Come nel romanzo/ballata Qualcosa sui Lehman (che è interamente in versi liberi), nel romanzo L’interpretatore dei sogni (che è prevalentemente in prosa), Massini alterna – ma in modo meno sorprendente – generi letterari diversi: il diario, il monologo, la lettera, il dialogo teatrale, la sceneggiatura cinematografica. Scarsamente edotto come sono in materia di trattamento analitico, non mi azzardo a giudicare la plausibilità dei «percorsi di scavo» raccontati da Massini, specie nelle scene dialogate, che si svolgono per lo più nel famoso studio viennese della Berggasse. Mi limito a dire che alcune di queste scene mi sono sembrate persuasive e coinvolgenti.

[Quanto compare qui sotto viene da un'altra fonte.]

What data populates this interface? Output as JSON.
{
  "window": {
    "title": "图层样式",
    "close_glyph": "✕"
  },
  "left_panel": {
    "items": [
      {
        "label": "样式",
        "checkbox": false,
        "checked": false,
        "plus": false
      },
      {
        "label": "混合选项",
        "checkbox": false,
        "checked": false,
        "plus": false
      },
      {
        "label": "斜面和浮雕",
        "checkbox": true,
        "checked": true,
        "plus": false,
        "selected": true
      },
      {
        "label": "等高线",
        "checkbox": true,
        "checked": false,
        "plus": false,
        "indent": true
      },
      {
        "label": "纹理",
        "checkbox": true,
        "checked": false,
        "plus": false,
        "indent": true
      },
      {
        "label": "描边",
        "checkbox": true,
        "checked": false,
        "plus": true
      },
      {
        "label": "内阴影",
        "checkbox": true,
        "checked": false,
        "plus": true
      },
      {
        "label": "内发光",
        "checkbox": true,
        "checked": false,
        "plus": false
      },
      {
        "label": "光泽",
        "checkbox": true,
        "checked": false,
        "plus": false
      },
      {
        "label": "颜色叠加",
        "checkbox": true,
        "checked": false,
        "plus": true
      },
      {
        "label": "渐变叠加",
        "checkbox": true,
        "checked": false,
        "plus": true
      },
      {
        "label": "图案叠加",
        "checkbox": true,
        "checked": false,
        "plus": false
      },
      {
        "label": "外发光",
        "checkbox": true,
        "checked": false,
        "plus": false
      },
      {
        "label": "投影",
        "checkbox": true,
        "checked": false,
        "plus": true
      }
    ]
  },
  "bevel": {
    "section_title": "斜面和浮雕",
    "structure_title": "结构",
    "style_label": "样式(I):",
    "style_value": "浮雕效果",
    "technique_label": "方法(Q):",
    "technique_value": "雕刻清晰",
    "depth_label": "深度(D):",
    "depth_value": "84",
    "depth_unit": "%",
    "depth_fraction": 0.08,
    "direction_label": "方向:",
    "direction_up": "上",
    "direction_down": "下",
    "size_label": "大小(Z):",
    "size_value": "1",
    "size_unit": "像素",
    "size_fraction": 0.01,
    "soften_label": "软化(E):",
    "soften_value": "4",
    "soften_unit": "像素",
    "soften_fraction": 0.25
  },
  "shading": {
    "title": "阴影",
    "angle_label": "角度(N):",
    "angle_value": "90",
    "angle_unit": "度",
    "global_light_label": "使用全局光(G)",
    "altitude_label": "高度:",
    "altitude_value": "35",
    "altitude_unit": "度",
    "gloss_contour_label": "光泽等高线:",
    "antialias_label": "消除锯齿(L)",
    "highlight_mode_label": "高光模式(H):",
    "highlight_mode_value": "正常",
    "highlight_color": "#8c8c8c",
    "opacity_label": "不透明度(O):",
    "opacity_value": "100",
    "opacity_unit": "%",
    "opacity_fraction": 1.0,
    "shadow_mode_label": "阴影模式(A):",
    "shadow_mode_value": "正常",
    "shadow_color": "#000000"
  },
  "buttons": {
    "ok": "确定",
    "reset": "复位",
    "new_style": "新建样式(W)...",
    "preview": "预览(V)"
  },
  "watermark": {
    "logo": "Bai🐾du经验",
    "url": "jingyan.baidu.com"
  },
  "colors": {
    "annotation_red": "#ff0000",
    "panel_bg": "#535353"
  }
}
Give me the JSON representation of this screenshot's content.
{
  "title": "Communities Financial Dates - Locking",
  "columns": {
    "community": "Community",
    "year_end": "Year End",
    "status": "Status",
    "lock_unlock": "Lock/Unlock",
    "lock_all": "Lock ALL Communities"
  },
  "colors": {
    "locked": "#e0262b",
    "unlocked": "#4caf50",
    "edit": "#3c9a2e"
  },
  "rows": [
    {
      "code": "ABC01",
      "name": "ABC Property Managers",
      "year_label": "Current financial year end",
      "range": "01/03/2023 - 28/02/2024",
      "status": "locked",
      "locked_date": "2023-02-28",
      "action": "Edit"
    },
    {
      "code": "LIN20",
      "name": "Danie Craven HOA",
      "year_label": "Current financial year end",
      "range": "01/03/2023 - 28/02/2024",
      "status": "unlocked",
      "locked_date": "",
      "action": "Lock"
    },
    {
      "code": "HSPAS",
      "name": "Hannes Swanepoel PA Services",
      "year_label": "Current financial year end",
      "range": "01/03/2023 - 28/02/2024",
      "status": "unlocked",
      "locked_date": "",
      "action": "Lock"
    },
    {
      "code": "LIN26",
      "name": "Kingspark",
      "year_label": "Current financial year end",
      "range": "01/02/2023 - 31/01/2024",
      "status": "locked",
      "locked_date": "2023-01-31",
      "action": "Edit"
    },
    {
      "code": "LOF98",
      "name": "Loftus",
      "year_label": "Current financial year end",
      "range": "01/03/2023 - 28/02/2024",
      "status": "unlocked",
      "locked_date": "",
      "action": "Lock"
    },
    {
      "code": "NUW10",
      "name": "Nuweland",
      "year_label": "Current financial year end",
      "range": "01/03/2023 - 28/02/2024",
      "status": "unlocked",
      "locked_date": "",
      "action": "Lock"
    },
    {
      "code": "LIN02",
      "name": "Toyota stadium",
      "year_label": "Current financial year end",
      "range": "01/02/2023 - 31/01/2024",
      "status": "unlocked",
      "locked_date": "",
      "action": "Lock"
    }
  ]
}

Durante la prima mezz’ora di spettacolo ho temuto il peggio. Fabrizio Gifuni (Freud) che monologava spiccando le parole; la scatola scenica ideata da Marco Rossi (un parallelepipedo senza quarta parete, assai più lungo che alto e di colore grigio, con gli spigoli evidenziati da tubi al neon); la recitazione lenta degli attori che interpretavano i pazienti; le scritte riassuntive, anch’esse al neon, che comparivano in alto: come non pensare ad alcuni spettacoli ronconiani? E come non temere che al pari di non pochi spettacoli di Ronconi, anche quello di Tiezzi potesse diventare un induttore di tedio e di sbadiglio, o addirittura di sonno e brutti sogni?
Ma poi le cose sono migliorate: la macchina scenica ha funzionato alla perfezione; gli attori (tutti bravi nel caratterizzare i personaggi) hanno attenuato lo straniamento ronconiano; i loro movimenti, coreografati da Raffaella Giordano, mi sono sembrati non di rado affascinanti; i costumi di Gianluca Sbicca, bellissimi; le luci di Gianni Pollini, suggestive. Pregi indubitabili, e tuttavia insufficienti a eliminare la sensazione che il fantasma del defunto Maestro continuasse ad aleggiare dentro la scatola scenica. Né potevo impedire che mi tornasse più volte alla mente (non solo in relazione ai casi di alcuni pazienti o a quello dello stesso Freud) il verso di Auden che dice: «l’ombra del padre pesava come un’alpe».
E come ignorare– non solo di fronte alle figure umane con teste di coccodrillo già presenti in un altro spettacolo di Tiezzi – l’impressione di déjà vu? Quante volte, ad esempio, avevo già visto una parete con numerose porte tutte uguali, che erano al tempo stesso oggetti concreti e simboli o metafore del passaggio fra due luoghi o due mondi? Quante volte mi ero cercato in uno specchio simile a quello che alla fine raddoppia gli spettatori e riporta alla memoria le parole di congedo di un personaggio (e di un autore) secondo cui gli uomini e il teatro sono fatti della stessa materia di cui sono fatti i sogni?